SSCB’nin yıkılışının Gorbaçov tarafından ilanının ardından edilen sözlere bakacak olursak artık savaşlar olmayacaktı. Dünyaya barış egemen olacaktı. “Tek kutuplu dünya” insanlık için büyük büyük bir umut yaratıyordu. “Soğuk Savaş” dönemi bitmişti ve üstelik sosyalizm de artık dirilmemek üzere gömülmüştü. Savaşlar, silahlanma yarışı geride kalmıştı…

Ancak ’90’lı yılların başında Körfez Savaşı ile ne tür bir hesap içinde oldukları görüldü. Irak’ta 1 milyondan fazla insan yaşamından oldu. Ortadoğu hâlâ bir savaş alanı olmaya devam ediyor. Dünyanın dört bir yanında savaşlar, çatışmalar emperyalistlerin pazar ve hakimiyet kavgalarının sonucu olarak devam ediyor. Bölgesel güçler ezilen ve sömürülen halklar üzerinden kıyasıya bir savaş içindeler. Suriye’ye yönelik savaş ve bugün hâlâ devam eden sonuçları bunu açıkça gösteriyor. Önceki yıla göre 3.7 artışla 2022 yılında silahlanmaya 2 trilyon, 240 milyar dolar harcandı. Despotik iktidarlar daha da çoğaldı. Sınıfın, emekçilerin, ezilen halkların barış, demokratikleşme, ekonomik ve sosyal alandaki kazanımları gasbedilmeye devam ediyor. Sömürü daha da arttı. Yoksulluk, açlık, gelir dağılımındaki uçurum derinleşti. Irkçılık her geçen gün yayılıyor. Dünyanın dört bir yanındaki, yoksul halklar göz yollarında denizlerde boğuluyor, cesetler kıyılara vuruyor.

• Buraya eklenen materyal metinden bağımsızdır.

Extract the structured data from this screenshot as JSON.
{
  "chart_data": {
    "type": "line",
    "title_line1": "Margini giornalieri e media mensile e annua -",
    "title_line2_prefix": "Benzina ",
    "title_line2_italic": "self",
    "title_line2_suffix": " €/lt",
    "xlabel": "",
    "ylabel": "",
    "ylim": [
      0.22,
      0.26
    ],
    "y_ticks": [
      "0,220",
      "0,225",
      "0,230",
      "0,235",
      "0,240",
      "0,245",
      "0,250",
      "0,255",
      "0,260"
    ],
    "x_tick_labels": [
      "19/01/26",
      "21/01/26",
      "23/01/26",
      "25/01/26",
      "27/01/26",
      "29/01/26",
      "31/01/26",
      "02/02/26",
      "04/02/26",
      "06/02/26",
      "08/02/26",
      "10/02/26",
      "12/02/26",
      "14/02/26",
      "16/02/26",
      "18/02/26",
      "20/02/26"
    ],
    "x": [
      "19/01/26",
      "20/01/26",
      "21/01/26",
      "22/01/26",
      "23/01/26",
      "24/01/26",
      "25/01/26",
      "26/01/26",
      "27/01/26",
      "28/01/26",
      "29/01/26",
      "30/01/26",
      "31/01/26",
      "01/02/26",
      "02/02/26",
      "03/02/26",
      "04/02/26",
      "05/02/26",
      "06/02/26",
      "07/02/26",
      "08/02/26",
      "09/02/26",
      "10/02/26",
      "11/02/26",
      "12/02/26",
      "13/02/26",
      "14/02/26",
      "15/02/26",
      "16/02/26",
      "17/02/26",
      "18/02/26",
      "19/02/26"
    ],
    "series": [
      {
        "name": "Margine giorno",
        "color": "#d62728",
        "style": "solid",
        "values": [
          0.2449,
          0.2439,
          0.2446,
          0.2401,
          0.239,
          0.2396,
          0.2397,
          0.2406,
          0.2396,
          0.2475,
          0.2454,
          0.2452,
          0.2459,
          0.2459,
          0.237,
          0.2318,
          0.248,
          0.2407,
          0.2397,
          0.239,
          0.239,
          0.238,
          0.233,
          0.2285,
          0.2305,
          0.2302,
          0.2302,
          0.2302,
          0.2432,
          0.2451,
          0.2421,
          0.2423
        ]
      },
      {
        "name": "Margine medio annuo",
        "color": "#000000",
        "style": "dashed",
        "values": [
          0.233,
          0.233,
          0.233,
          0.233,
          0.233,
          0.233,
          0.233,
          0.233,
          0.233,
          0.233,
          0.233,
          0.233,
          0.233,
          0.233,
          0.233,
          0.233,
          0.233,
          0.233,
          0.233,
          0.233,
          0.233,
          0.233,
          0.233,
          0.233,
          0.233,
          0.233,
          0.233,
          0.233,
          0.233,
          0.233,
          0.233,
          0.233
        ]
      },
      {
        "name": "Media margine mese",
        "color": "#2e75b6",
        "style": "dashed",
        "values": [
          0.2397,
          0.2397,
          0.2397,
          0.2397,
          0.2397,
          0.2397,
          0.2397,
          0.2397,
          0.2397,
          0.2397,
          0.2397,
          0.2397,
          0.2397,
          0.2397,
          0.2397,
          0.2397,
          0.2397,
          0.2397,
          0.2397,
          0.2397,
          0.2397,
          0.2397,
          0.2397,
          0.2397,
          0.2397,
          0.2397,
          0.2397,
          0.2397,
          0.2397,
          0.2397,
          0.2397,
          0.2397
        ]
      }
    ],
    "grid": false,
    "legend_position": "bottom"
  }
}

AKP iktidarı savaş ve şiddet politikalarında ısrar ediyor. Kürtlere yönelik baskı ve şiddet sürüyor. Aydınlar, gazeteciler, yazarlar, muhalifler hapishanelere dolduruluyor. Sömürü katmerleşerek sürüyor…

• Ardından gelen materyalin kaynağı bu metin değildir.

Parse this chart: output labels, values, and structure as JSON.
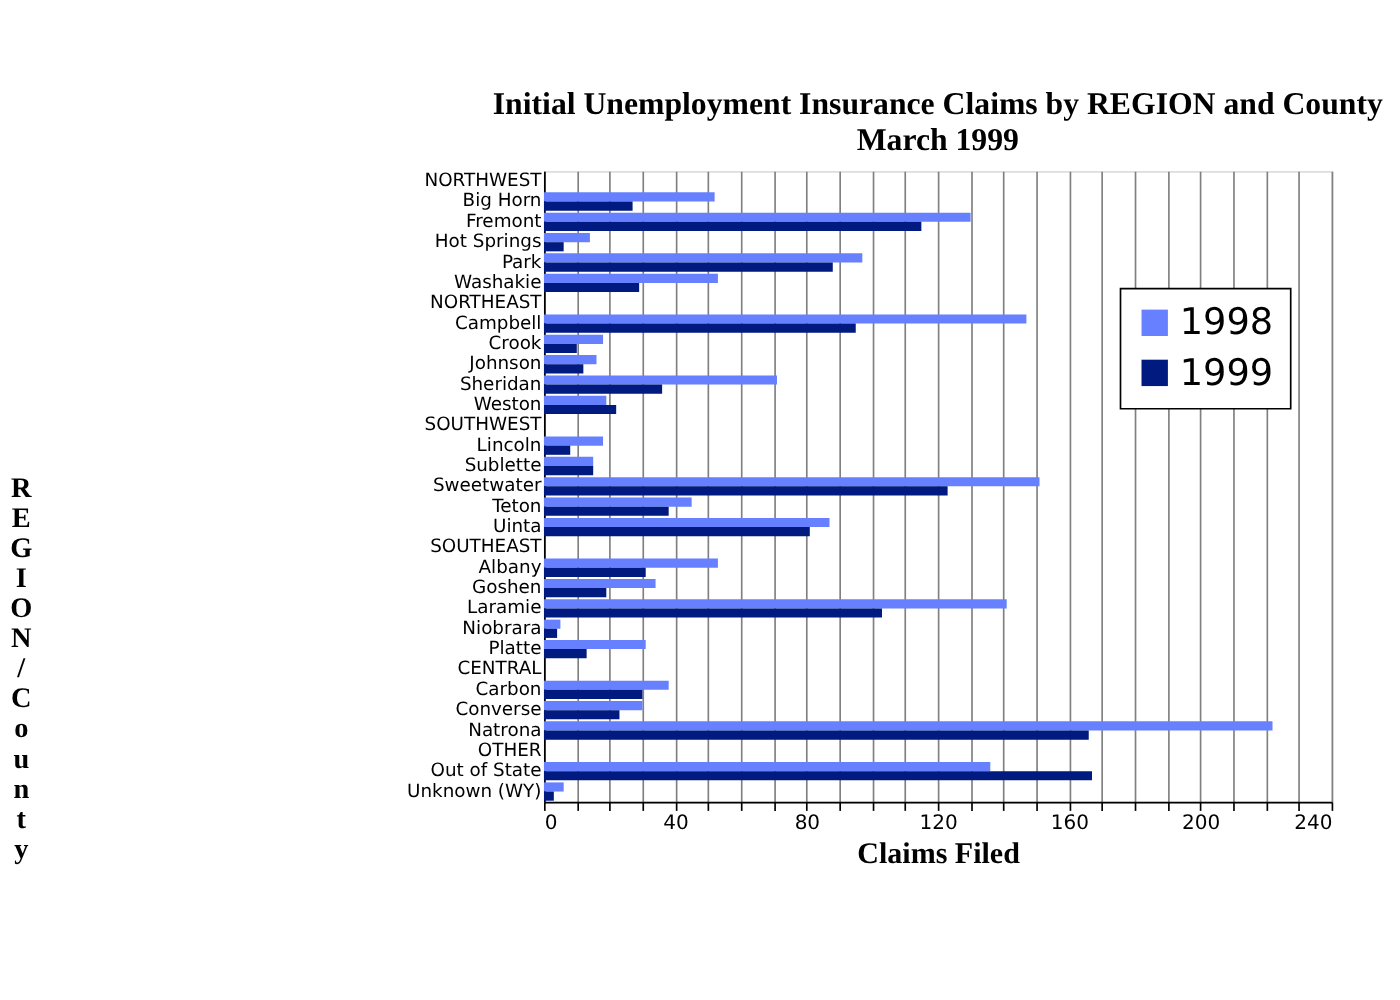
{
  "chart_data": {
    "type": "bar",
    "orientation": "horizontal",
    "title": "Initial Unemployment Insurance Claims by REGION and County",
    "subtitle": "March 1999",
    "xlabel": "Claims Filed",
    "ylabel": "REGION/County",
    "categories": [
      "NORTHWEST",
      "Big Horn",
      "Fremont",
      "Hot Springs",
      "Park",
      "Washakie",
      "NORTHEAST",
      "Campbell",
      "Crook",
      "Johnson",
      "Sheridan",
      "Weston",
      "SOUTHWEST",
      "Lincoln",
      "Sublette",
      "Sweetwater",
      "Teton",
      "Uinta",
      "SOUTHEAST",
      "Albany",
      "Goshen",
      "Laramie",
      "Niobrara",
      "Platte",
      "CENTRAL",
      "Carbon",
      "Converse",
      "Natrona",
      "OTHER",
      "Out of State",
      "Unknown (WY)"
    ],
    "series": [
      {
        "name": "1998",
        "color": "#6680ff",
        "values": [
          null,
          52,
          130,
          14,
          97,
          53,
          null,
          147,
          18,
          16,
          71,
          19,
          null,
          18,
          15,
          151,
          45,
          87,
          null,
          53,
          34,
          141,
          5,
          31,
          null,
          38,
          30,
          222,
          null,
          136,
          6
        ]
      },
      {
        "name": "1999",
        "color": "#001a80",
        "values": [
          null,
          27,
          115,
          6,
          88,
          29,
          null,
          95,
          10,
          12,
          36,
          22,
          null,
          8,
          15,
          123,
          38,
          81,
          null,
          31,
          19,
          103,
          4,
          13,
          null,
          30,
          23,
          166,
          null,
          167,
          3
        ]
      }
    ],
    "xlim": [
      0,
      240
    ],
    "xticks": [
      0,
      {
        "value": 10,
        "label": null
      },
      {
        "value": 20,
        "label": null
      },
      {
        "value": 30,
        "label": null
      },
      40,
      {
        "value": 50,
        "label": null
      },
      {
        "value": 60,
        "label": null
      },
      {
        "value": 70,
        "label": null
      },
      80,
      {
        "value": 90,
        "label": null
      },
      {
        "value": 100,
        "label": null
      },
      {
        "value": 110,
        "label": null
      },
      120,
      {
        "value": 130,
        "label": null
      },
      {
        "value": 140,
        "label": null
      },
      {
        "value": 150,
        "label": null
      },
      160,
      {
        "value": 170,
        "label": null
      },
      {
        "value": 180,
        "label": null
      },
      {
        "value": 190,
        "label": null
      },
      200,
      {
        "value": 210,
        "label": null
      },
      {
        "value": 220,
        "label": null
      },
      {
        "value": 230,
        "label": null
      },
      240
    ],
    "grid": "x",
    "legend": "right"
  }
}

Silahlanmaya ve savaşa büyük paralar yatırılırken, emekçiler ve emekliler açlığa mahkum ediliyor. İşte bu berbat koşullarda dünyanın her tarafında barış sesleri, demokrasi ve özgürlük haykırışları da yükseliyor. Savaşa karşı olmak, diktatörlüklere, tek adam yönetimlerine, ırkçı, faşist yönetimlere karşı birleşmek, emek, barış ve demokrasi için mücadeleyi büyütmek tek yol olarak önümüzde duruyor.  

1 Eylül 1939 Hitler faşizminin Polonya’yı işgali ve II. Emperyalist Paylaşım Savaşı’nın yıl dönümü. Hitler yenildi. Dünyanın dört bir yanındaki yeni Hitler bozuntularını yine yenebiliriz.